TASTES: Cleanup and cleanout for 2025

Good intentions sprout like weeds in January. It’s time to clean the pantry and start the new year with tidy shelves of healthy food. In 2025, nutritious ingredients will be organized in their proper place. 

When I was growing up, groceries went into kitchen shelves that also held dishes, pots, serving bowls, baking utensils and paper goods. The tiny freezer compartment at the top of the refrigerator was only big enough to make ice and store ice cream. 

There was no need to clean out the shelves in January because they were cleaned out weekly. I shop weekly but consistently buy more than needed. My pantry overflows. Fitting foods into my freezer has become a challenging puzzle. Paper goods get relegated to the garage. 

A goldfish grows to the size of its container and our food supply does the same. I do not have a stand alone freezer in the garage or a walk in pantry. Imagine my food stash if I did have those spaces.
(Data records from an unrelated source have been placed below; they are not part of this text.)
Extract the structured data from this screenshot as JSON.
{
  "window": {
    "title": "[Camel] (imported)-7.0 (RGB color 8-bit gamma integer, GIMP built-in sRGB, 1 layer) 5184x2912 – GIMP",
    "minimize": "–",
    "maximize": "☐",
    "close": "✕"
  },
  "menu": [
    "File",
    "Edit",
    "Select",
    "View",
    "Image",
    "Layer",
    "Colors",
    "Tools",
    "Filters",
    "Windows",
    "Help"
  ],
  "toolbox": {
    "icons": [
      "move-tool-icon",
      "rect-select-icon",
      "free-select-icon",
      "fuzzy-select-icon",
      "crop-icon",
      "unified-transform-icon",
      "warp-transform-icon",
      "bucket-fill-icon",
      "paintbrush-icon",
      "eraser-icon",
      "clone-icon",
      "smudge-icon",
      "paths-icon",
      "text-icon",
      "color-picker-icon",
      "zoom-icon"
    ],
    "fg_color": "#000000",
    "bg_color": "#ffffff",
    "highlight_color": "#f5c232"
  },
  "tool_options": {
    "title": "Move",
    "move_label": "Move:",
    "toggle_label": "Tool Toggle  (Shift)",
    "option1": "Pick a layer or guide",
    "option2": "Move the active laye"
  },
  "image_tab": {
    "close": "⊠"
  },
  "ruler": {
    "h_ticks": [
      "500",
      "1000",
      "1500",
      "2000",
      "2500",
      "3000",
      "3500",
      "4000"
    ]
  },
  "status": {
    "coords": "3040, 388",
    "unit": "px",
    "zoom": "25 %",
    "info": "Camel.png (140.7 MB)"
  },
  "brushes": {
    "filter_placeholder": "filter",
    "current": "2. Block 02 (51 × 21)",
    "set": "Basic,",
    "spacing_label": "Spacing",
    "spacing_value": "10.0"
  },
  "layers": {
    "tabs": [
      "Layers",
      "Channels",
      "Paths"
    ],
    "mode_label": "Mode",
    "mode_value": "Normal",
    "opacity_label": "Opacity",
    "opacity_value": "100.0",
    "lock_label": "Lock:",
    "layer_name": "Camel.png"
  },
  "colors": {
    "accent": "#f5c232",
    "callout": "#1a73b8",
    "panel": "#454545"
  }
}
How is it that, with so much on hand, we still declare there is nothing to eat. 

The kitchen is the heart of the home and our pantries are open 24/7. We have a fascination with the European style of buying fresh foods daily yet we are also seduced by the idea of having a year’s supply of goods in case of an emergency. 

Sometimes I challenge myself to use up and make do but there is comfort in a filled pantry. In 2020 the pandemic created panic over food shortages and brought to light unrealistic food insecurities. Most of us had excess food in our homes yet we cleared out store shelves and hoarded goods. 

Buying in bulk is the American way. Homeowners are adding a so-called Costco door connecting the kitchen to the garage. Massive supplies from the big box store get shoveled from the car through a hatch to the kitchen. At one time my family of six provided a good excuse for buying in bulk. Now my husband and I go to Costco as a fun outing. 

This excess buying brings me back to the necessity of cleaning out the pantry. “Alexa, clean the pantry” didn’t work like I had hoped. Why do I have duplicates of spices I never use? What possessed me to buy foods I don’t like? Do they even make this product anymore? 

Everything gets taken out and the shelves get wiped down. Efforts at efficiency include grouping items together and putting “soon to expire” foods up front. Duplicates might be given to a food pantry. Maybe I should make an inventory of what’s on hand.

A clean pantry leads me to purging the refrigerator. How long am I going to save a spoonful of this or a dash of that? Should I just combine those two bottles of mustard? What’s buried at the bottom of that freezer, how long has it been there and why don’t I ever label anything? Is freezer burn a good reason to pitch something? 

The pantry, refrigerator and freezer have been trimmed back and organized. The extra space tempts me to go forth and shop. Of course now I will only get what I need and everything will go in its designated place. After all, my new year is full of good intentions!